Tanja besloot vast te houden aan haar plan: naar een dorp gaan, naar een oude vrouw die haar onderdak zou bieden. Ze zou haar helpen in de moestuin zolang ze kinderbijslag ontving, en daarna werk zoeken. Ze wist zeker dat het goed zou komen. Ze zou gewoon even op haar telefoon kijken vanaf welk busstation er bussen naar de dorpen gingen. Oude vrouwtjes zijn meestal aardig — ze zou geluk hebben.

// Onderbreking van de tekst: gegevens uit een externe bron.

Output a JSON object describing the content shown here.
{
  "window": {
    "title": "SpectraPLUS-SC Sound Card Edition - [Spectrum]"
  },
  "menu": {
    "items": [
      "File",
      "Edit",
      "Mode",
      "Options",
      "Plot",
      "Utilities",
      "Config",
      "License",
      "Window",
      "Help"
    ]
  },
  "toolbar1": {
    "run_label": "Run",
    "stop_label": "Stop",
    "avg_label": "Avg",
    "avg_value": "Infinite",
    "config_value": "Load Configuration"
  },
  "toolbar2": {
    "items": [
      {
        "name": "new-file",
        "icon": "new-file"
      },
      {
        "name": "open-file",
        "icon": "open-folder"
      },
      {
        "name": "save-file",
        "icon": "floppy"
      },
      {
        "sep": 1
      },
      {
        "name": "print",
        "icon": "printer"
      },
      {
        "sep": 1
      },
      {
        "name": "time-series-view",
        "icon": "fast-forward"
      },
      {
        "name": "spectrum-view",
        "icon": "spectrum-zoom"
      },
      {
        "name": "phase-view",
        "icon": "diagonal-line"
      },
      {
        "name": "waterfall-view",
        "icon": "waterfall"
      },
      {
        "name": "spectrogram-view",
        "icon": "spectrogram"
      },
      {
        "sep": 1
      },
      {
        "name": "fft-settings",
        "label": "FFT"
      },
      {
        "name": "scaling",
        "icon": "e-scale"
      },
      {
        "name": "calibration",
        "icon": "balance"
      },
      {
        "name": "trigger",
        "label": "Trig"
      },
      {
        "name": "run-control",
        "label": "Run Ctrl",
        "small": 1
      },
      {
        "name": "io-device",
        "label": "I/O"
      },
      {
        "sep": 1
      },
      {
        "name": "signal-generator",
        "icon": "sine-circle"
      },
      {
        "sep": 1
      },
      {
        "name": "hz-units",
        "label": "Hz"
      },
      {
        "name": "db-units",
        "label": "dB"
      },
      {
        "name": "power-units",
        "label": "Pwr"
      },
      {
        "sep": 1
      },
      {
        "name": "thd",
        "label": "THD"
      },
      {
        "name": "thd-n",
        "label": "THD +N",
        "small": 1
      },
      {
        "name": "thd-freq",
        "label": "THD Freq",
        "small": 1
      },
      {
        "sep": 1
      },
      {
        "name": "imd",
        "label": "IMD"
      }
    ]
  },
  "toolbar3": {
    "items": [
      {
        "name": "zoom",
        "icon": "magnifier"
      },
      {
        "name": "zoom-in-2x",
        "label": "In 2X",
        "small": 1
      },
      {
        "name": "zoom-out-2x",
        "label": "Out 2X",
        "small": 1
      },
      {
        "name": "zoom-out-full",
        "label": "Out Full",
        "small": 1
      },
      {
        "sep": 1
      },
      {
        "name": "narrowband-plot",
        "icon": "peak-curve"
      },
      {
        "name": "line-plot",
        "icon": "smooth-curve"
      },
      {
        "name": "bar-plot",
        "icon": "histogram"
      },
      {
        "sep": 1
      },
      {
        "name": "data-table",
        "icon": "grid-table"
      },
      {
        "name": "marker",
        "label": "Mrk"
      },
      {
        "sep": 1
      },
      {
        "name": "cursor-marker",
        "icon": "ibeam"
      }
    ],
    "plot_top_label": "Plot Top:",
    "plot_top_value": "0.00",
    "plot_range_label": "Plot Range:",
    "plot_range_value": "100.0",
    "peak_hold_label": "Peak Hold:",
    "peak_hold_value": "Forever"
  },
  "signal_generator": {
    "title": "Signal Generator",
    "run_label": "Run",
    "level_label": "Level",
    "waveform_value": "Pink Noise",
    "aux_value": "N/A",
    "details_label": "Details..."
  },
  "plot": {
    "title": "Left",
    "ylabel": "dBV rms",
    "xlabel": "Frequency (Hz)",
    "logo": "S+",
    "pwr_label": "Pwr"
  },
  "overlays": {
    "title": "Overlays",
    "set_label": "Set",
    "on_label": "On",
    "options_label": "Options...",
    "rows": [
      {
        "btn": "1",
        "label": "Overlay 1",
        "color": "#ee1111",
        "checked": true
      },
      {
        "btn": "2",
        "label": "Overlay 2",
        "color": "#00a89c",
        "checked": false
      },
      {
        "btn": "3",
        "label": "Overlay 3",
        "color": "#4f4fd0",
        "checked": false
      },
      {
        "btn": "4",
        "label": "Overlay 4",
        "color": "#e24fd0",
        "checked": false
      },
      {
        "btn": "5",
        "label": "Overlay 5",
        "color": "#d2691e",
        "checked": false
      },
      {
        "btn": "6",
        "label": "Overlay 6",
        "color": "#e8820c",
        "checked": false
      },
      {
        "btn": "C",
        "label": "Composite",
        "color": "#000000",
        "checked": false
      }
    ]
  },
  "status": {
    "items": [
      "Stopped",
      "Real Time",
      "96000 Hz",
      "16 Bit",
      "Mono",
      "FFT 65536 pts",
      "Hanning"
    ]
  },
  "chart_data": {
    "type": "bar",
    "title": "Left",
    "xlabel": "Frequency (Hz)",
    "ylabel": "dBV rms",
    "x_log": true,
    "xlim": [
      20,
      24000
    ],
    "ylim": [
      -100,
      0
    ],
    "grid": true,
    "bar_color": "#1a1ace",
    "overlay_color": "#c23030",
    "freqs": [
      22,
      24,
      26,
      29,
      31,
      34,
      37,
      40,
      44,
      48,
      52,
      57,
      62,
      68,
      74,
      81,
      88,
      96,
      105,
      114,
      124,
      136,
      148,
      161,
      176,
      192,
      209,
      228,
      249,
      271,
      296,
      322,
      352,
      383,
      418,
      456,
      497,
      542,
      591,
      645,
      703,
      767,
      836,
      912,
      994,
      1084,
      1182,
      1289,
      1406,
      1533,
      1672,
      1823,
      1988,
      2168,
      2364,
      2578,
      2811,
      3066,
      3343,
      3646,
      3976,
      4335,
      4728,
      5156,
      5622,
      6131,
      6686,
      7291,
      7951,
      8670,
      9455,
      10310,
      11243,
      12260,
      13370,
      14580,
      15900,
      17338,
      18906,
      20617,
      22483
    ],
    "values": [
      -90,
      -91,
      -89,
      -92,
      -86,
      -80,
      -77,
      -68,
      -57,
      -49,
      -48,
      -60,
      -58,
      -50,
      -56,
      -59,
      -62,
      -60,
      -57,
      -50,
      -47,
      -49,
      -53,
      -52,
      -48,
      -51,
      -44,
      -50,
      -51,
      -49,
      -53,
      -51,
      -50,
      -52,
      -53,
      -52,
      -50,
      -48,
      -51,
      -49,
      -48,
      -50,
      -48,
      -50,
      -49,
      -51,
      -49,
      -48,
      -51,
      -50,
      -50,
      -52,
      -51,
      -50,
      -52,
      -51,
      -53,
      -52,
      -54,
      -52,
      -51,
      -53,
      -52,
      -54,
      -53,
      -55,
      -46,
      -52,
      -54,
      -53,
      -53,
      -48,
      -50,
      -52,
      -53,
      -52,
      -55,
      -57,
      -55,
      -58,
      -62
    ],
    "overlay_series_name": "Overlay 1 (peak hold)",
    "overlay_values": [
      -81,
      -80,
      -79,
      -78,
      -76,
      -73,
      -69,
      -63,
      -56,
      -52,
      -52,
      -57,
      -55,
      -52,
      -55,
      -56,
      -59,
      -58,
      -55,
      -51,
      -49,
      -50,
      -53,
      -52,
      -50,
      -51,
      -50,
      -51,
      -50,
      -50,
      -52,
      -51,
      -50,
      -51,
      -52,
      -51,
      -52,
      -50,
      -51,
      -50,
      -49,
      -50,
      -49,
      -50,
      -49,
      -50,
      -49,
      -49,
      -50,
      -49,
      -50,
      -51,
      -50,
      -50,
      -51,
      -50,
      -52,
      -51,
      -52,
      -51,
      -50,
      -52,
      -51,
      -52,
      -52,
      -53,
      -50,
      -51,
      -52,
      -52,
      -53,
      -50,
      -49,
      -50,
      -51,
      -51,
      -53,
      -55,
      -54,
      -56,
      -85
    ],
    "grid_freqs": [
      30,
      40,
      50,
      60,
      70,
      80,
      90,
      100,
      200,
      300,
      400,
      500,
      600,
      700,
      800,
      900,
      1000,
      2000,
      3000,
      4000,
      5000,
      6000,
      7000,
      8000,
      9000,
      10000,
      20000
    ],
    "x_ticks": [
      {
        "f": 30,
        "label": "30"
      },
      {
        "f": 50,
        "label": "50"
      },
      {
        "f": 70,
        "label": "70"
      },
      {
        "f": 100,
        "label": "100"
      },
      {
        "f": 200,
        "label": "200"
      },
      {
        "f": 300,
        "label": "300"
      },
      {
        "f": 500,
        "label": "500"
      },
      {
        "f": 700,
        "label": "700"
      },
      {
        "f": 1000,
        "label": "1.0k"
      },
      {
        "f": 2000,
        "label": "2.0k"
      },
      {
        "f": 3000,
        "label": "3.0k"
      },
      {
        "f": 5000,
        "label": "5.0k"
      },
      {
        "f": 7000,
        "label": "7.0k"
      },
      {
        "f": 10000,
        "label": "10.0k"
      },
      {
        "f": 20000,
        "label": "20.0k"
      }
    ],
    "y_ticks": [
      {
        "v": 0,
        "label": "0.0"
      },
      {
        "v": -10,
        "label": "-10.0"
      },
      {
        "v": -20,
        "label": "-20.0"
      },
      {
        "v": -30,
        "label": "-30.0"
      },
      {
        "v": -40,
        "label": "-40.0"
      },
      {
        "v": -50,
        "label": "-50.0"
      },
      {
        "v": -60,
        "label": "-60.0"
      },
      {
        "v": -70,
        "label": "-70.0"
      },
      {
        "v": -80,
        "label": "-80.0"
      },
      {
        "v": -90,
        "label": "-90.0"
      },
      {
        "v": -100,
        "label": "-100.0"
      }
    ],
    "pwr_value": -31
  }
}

Ze verplaatste haar slapende zoontje wat handiger, haalde haar oude smartphone uit haar jaszak en werd bijna aangereden op het zebrapad. De bestuurder, een lange grijsharige man, sprong uit de auto en begon Tanja toe te schreeuwen dat ze niet oplette, dat ze zichzelf én het kind in gevaar bracht — en dat híj dan de gevangenis in moest op zijn oude dag.
Tanja schrok, de tranen sprongen haar in de ogen. Haar baby voelde haar spanning en begon te huilen. De man keek naar hen en vroeg waar ze naartoe ging met het kind.
Snikkend zei Tanja dat ze het zelf nog niet wist.
De man zei:
— Kom maar in de auto. Je gaat met mij mee. Daar kun je kalmeren en dan bekijken we samen wat je moet doen. Kom op, blijf niet staan, je baby raakt overstuur. Mijn naam is trouwens Konstantin Grigorjevitsj. En jij?
— Ik ben Tanja.
— Stap maar in, Tanja. Laat me je helpen.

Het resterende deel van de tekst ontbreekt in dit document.